Crash Override by Zoe Quinn is directly about gamergate since the author was the main actor in that saga. She had a  difficult and unhappy childhood and turned to internet games for a sense of community and identity. A disgruntled ex boyfriend published a screed against which turned into a huge online phenomena at great personal cost to Quinn.

Eliza and Her Monsters by Francesa Zappia is a novel about a very shy and socially awkward teenage girl who creates a  fictional identity for herself  through an online webcomic forum. On the internet she is a  strong and dynamic creator, Lady Constellation, and she has a large fan base. There are serious consequences when her true identity is revealed

Catfish The TV Show is about people who pose as  someone they are not on the internet and then get romantically involved with unsuspecting men or women. Many of the catfishers are people, most often women who are insecure about their looks and weight. Others are scared to reveal their sexual identity to friends and family so they create a fake persona online. Some catfishers are scam artists seeking money.

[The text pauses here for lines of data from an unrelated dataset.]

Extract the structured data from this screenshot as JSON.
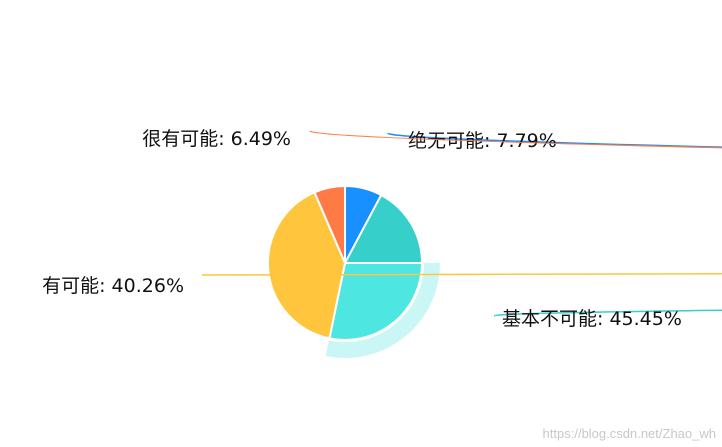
{
  "chart_data": {
    "type": "pie",
    "slices": [
      {
        "label": "绝无可能",
        "value": 7.79,
        "text": "绝无可能: 7.79%",
        "color": "#1890ff"
      },
      {
        "label": "基本不可能",
        "value": 45.45,
        "text": "基本不可能: 45.45%",
        "color": "#36cfc9",
        "highlight_color": "#4ee6e1",
        "emphasized": true
      },
      {
        "label": "有可能",
        "value": 40.26,
        "text": "有可能: 40.26%",
        "color": "#ffc53d"
      },
      {
        "label": "很有可能",
        "value": 6.49,
        "text": "很有可能: 6.49%",
        "color": "#ff7a45"
      }
    ]
  },
  "watermark": "https://blog.csdn.net/Zhao_wh"
}
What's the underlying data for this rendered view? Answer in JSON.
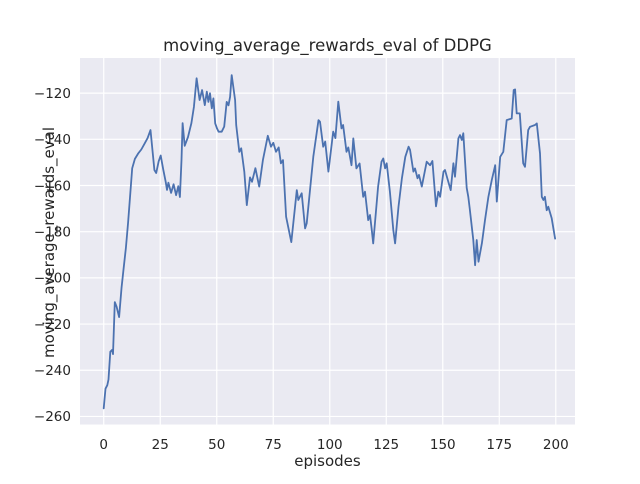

The three books and the tv show reveal the ways in which we use the internet to find community, define ourselves and or escape reality.  The internet can be a free and open space for young people  particularly, to try on different ways of being and expressing themselves. It can also help people who do not fit in the real world to feel like they belong.

However it can also be a dangerous and potentially harmful space. The 2016 elections revealed the consequences of fake information and fake personas. The misogyny that Zoe Quin and other women continue to face on the internet remains a serous problem.